LONDON (Reuters) - Bournemouth and Manchester City have only met nine times before, with the south coast side yet to win. Here we look at three of their most memorable previous meetings.
December 1987, Division Two
Bournemouth 0 Manchester City 2
Bournemouth were almost 100 years old when they reached the second tier of English football for the first time and came up against City, who had been relegated the previous season.
A crowd of 9,499 came to see the visitors win the first meeting between the clubs, with goals from future England internationals Paul Stewart and David White.
That stretched City's impressive run to 10 games without defeat, including a 10-1 home win over Huddersfield Town the previous month.
Despite being the second-highest scorers in the division, City still finished no higher than ninth, with Bournemouth 17th, just three points above relegation.
May 1989, Division 2
Manchester City 3 Bournemouth 3
The following season's meeting at Maine Road was a crucial one for City, desperate to follow champions Chelsea back into the top division.
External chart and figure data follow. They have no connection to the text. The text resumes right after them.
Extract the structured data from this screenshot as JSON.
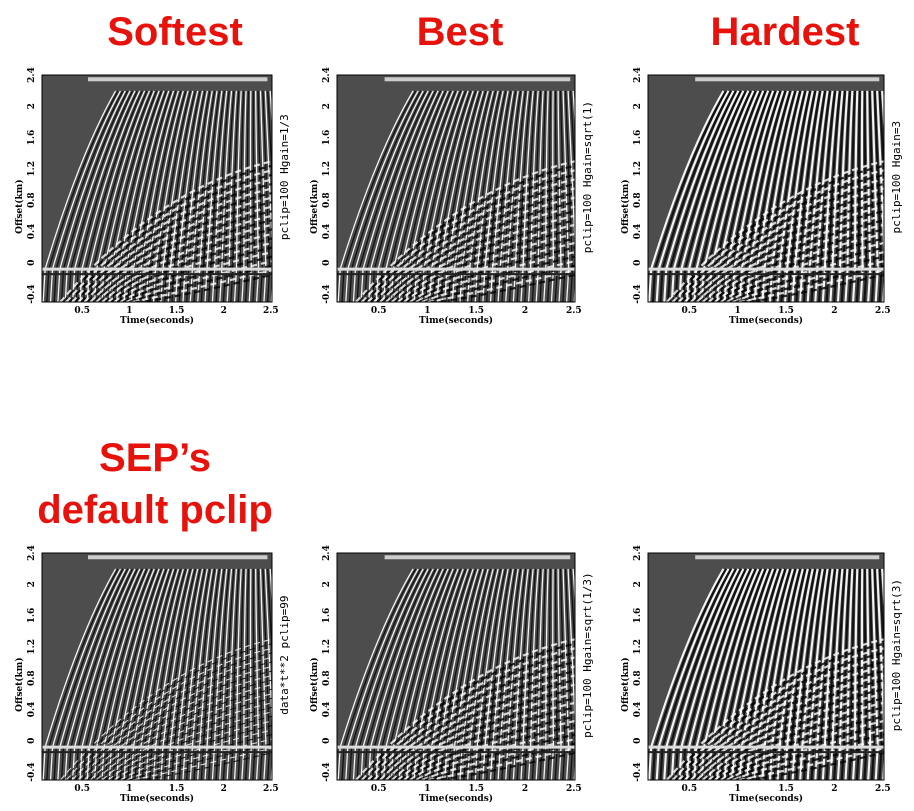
{
  "panels": [
    {
      "title": [
        "Softest"
      ],
      "side_label": "pclip=100  Hgain=1/3"
    },
    {
      "title": [
        "Best"
      ],
      "side_label": "pclip=100  Hgain=sqrt(1)"
    },
    {
      "title": [
        "Hardest"
      ],
      "side_label": "pclip=100  Hgain=3"
    },
    {
      "title": [
        "SEP’s",
        "default pclip"
      ],
      "side_label": "data*t**2  pclip=99"
    },
    {
      "side_label": "pclip=100  Hgain=sqrt(1/3)"
    },
    {
      "side_label": "pclip=100  Hgain=sqrt(3)"
    }
  ],
  "axis": {
    "ylabel": "Offset(km)",
    "xlabel": "Time(seconds)",
    "yticks": [
      "2.4",
      "2",
      "1.6",
      "1.2",
      "0.8",
      "0.4",
      "0",
      "-0.4"
    ],
    "xticks": [
      "0.5",
      "1",
      "1.5",
      "2",
      "2.5"
    ]
  }
}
Having drawn at home to closest promotion rivals Crystal Palace five days earlier, and needing a win to secure promotion, they raced into a 3-0 lead at halftime with two goals by Paul Moulden and one by Trevor Morley.
Celebrations proved premature, however, in a second-half performance that came to be regarded as "typical City".
Harry Redknapp's Bournemouth, in mid-table with little to play for, were allowed back into the game with goals by Peter Shearer and Matt Holmes before - deep into stoppage time - Luther Blissett was fouled in the penalty area and scored from the spot.
Fortunately for City, the lapse did not prove fatal: another draw in the final game a week later at Bradford City meant Mel Machin's side finished in second place, a point ahead of Palace, who had to go into the playoffs.
October 2015, Premier League
Manchester City 5 Bournemouth 1
City's first Premier League meeting with Bournemouth found them in excellent form, setting the pace at the top of the table on the back of a 6-1 drubbing of Newcastle United in which Sergio Aguero scored five times.
Bournemouth, finding life difficult at the higher level, almost suffered a similar fate and were 4-1 down by the interval.
Raheem Sterling claimed a hat trick in the first half and Wilfried Bony, deputising for the injured Aguero, scored twice.
Glenn Murray replied for Bournemouth, who were left two points off relegation but recovered later in the season to finish 16th.
City's campaign petered out, however, and after they ended up fourth, Manuel Pellegrini was replaced as manager by Pep Guardiola.